• Help Support The Rugby Forum :

Rugby World Cup 2023 - retrospective

The reason for the rule is to deter players slapping the ball down when they can't realistically stop try scoring chances in any other legitimate way. It is an absolutely essential law to preserve positive, skills-based attacking rugby which flows.

"Oh no I knocked it on did I? What a shame.. How will we ever recover from giving away a free kick..."
 
look, to each their own, it just doesn't bug me and a scrum feed to the attacking team feels enough reward to me but there are several things where i just thing..."why?" or "why cant you do that?"

i think letting defending teams do more stuff like sacking maul or what we're talking about here will force attacking teams to actually get better rather than providing all this protection to attacking teams that i think just makes them a bit lazy, they know they'll get a penalty

I dont feel we're seeing the defending teams not go for these plays...we're only seeing the punishment more, which i find less fun to watch than the actual "offense"

but i realise im in the minority there
 
The reason for the rule is to deter players slapping the ball down when they can't realistically stop try scoring chances in any other legitimate way. It is an absolutely essential law to preserve positive, skills-based attacking rugby which flows.

"Oh no I knocked it on did I? What a shame.. How will we ever recover from giving away a free kick..."

Is it? The other code manages fine without it. That's one of the reasons I see it as being overly punitive in our code.

Having followed both codes for a long time, IMO there isn't a disproportionately high number of deliberate knock downs in league. Of course there's more than we see in union simply because it's allowed, but not so many that it's spoilt the game.
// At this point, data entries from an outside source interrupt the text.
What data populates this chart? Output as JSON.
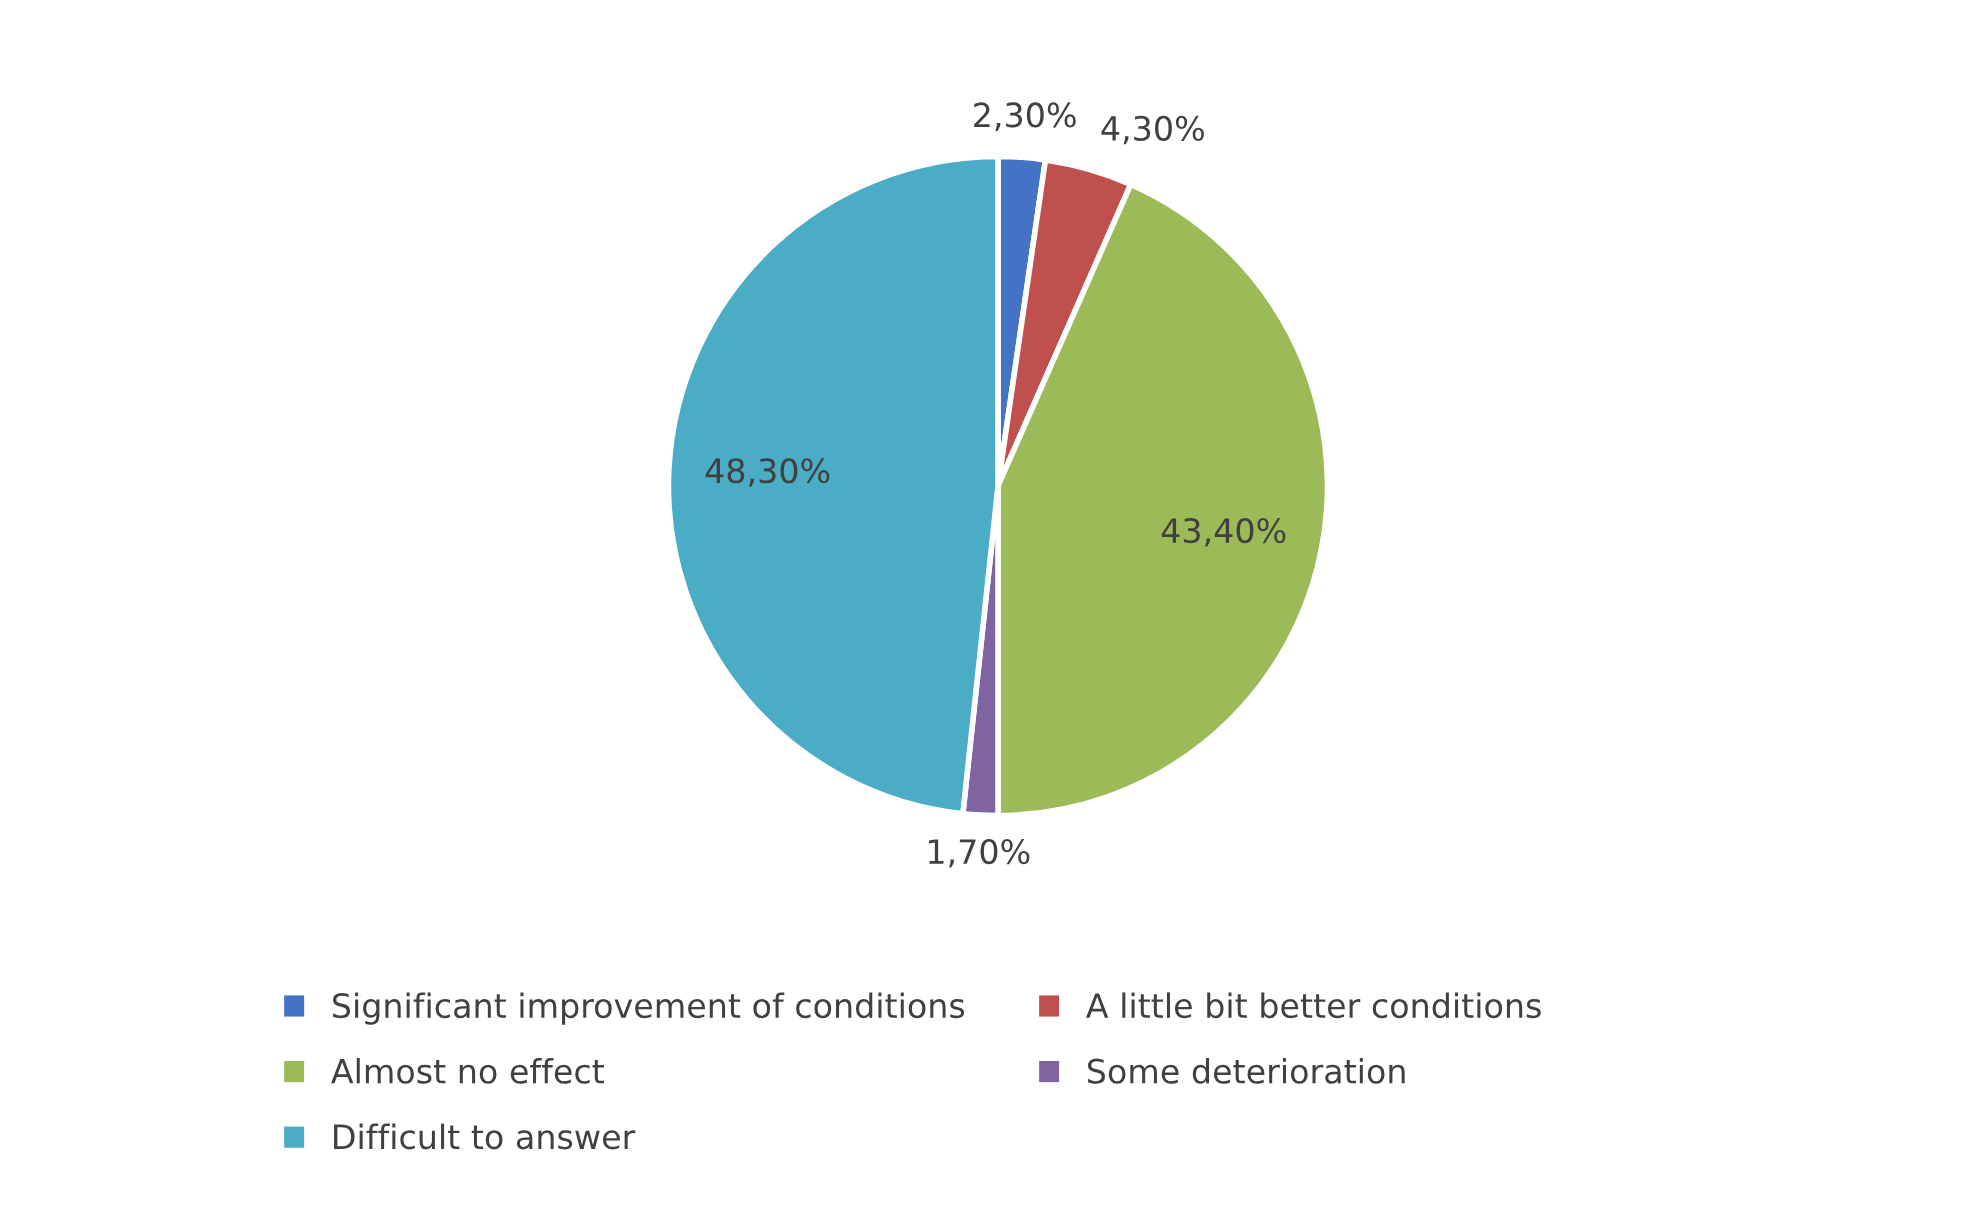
{
  "chart_data": {
    "type": "pie",
    "categories": [
      "Significant improvement of conditions",
      "A little bit better conditions",
      "Almost no effect",
      "Some deterioration",
      "Difficult to answer"
    ],
    "values": [
      2.3,
      4.3,
      43.4,
      1.7,
      48.3
    ],
    "colors": [
      "#4472c4",
      "#c0504d",
      "#9bbb59",
      "#8064a2",
      "#4bacc6"
    ],
    "value_labels": [
      "2,30%",
      "4,30%",
      "43,40%",
      "1,70%",
      "48,30%"
    ],
    "legend": "bottom"
  }
}
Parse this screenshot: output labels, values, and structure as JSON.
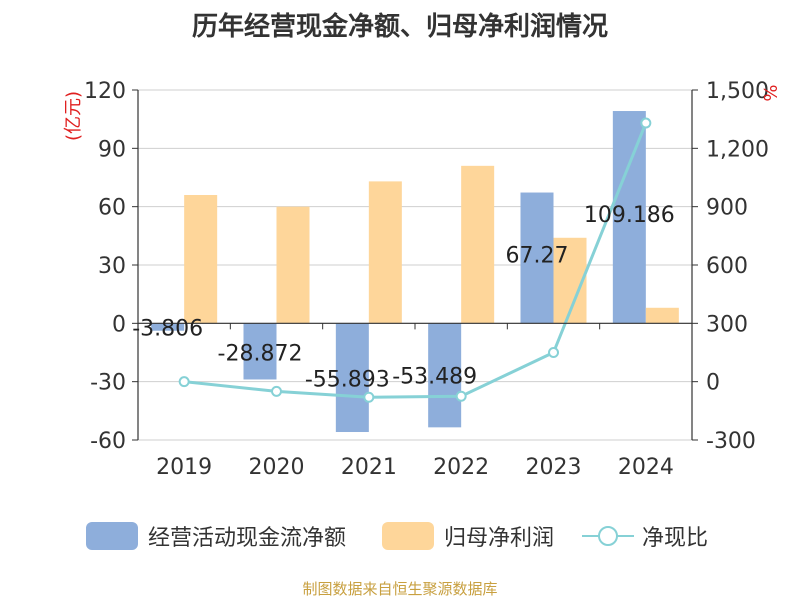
{
  "chart_data": {
    "type": "bar",
    "title": "历年经营现金净额、归母净利润情况",
    "categories": [
      "2019",
      "2020",
      "2021",
      "2022",
      "2023",
      "2024"
    ],
    "y_left": {
      "unit": "(亿元)",
      "range": [
        -60,
        120
      ],
      "ticks": [
        "120",
        "90",
        "60",
        "30",
        "0",
        "-30",
        "-60"
      ]
    },
    "y_right": {
      "unit": "%",
      "range": [
        -300,
        1500
      ],
      "ticks": [
        "1,500",
        "1,200",
        "900",
        "600",
        "300",
        "0",
        "-300"
      ]
    },
    "series": [
      {
        "name": "经营活动现金流净额",
        "type": "bar",
        "axis": "left",
        "color": "#8eaedb",
        "values": [
          -3.806,
          -28.872,
          -55.893,
          -53.489,
          67.27,
          109.186
        ],
        "labels": [
          "-3.806",
          "-28.872",
          "-55.893",
          "-53.489",
          "67.27",
          "109.186"
        ]
      },
      {
        "name": "归母净利润",
        "type": "bar",
        "axis": "left",
        "color": "#fed69a",
        "values": [
          66,
          60,
          73,
          81,
          44,
          8
        ]
      },
      {
        "name": "净现比",
        "type": "line",
        "axis": "right",
        "color": "#86d1d6",
        "values": [
          0,
          -50,
          -80,
          -75,
          150,
          1330
        ]
      }
    ],
    "grid": true,
    "legend_position": "bottom"
  },
  "source": "制图数据来自恒生聚源数据库"
}
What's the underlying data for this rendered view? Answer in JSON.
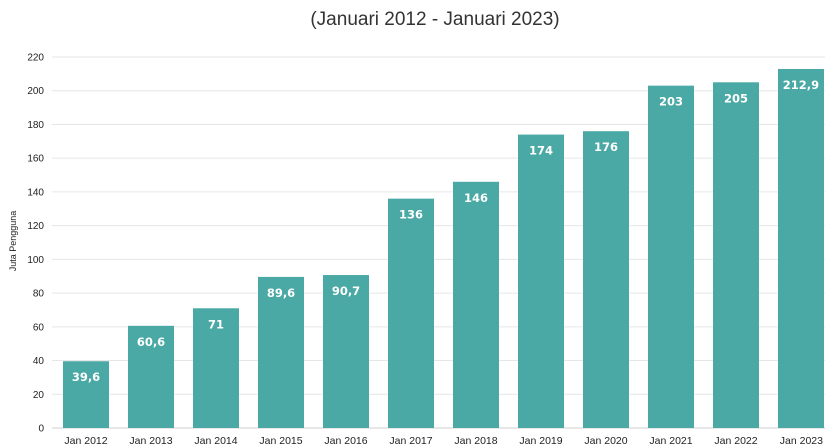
{
  "chart_data": {
    "type": "bar",
    "title": "(Januari 2012 - Januari 2023)",
    "xlabel": "",
    "ylabel": "Juta Pengguna",
    "ylim": [
      0,
      220
    ],
    "yticks": [
      0,
      20,
      40,
      60,
      80,
      100,
      120,
      140,
      160,
      180,
      200,
      220
    ],
    "categories": [
      "Jan 2012",
      "Jan 2013",
      "Jan 2014",
      "Jan 2015",
      "Jan 2016",
      "Jan 2017",
      "Jan 2018",
      "Jan 2019",
      "Jan 2020",
      "Jan 2021",
      "Jan 2022",
      "Jan 2023"
    ],
    "values": [
      39.6,
      60.6,
      71,
      89.6,
      90.7,
      136,
      146,
      174,
      176,
      203,
      205,
      212.9
    ],
    "data_labels": [
      "39,6",
      "60,6",
      "71",
      "89,6",
      "90,7",
      "136",
      "146",
      "174",
      "176",
      "203",
      "205",
      "212,9"
    ],
    "grid": true,
    "legend": "none",
    "colors": {
      "bar": "#4aa9a5",
      "grid": "#e6e6e6"
    }
  }
}
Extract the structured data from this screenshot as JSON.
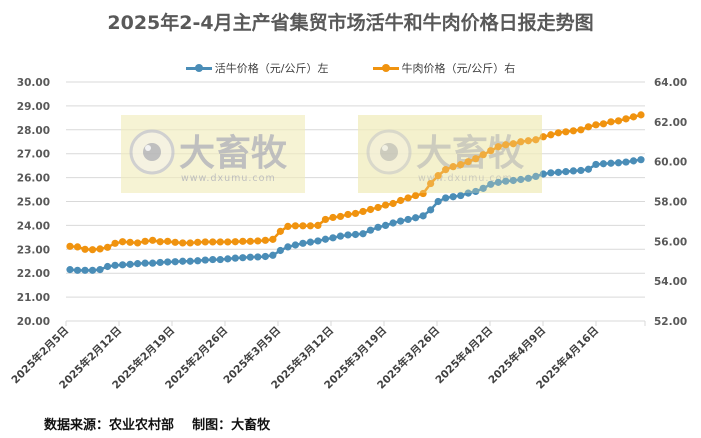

In fact because defenders have more options available to them, it means attacking teams have to hone structures and individual skillsets to create greater space, and over the years that's driven innovation. Matt Gidley's back hand draw-pass and Andrew Johns' kick-pass, which they each pioneered in the mid/late 90s, are now commonplace.

You say the law preserves positive, skills-based attacking rugby and ok, I see that perspective. Although if that's its sole intention you could argue its effectiveness..... but IMO axing it will grow positive skill-based attacking rugby. And just as importantly, improve flow by removing a TMO intervention point.

If I could, I would kill it off tomorrow. And I absolutely believe we'd be immediately better off.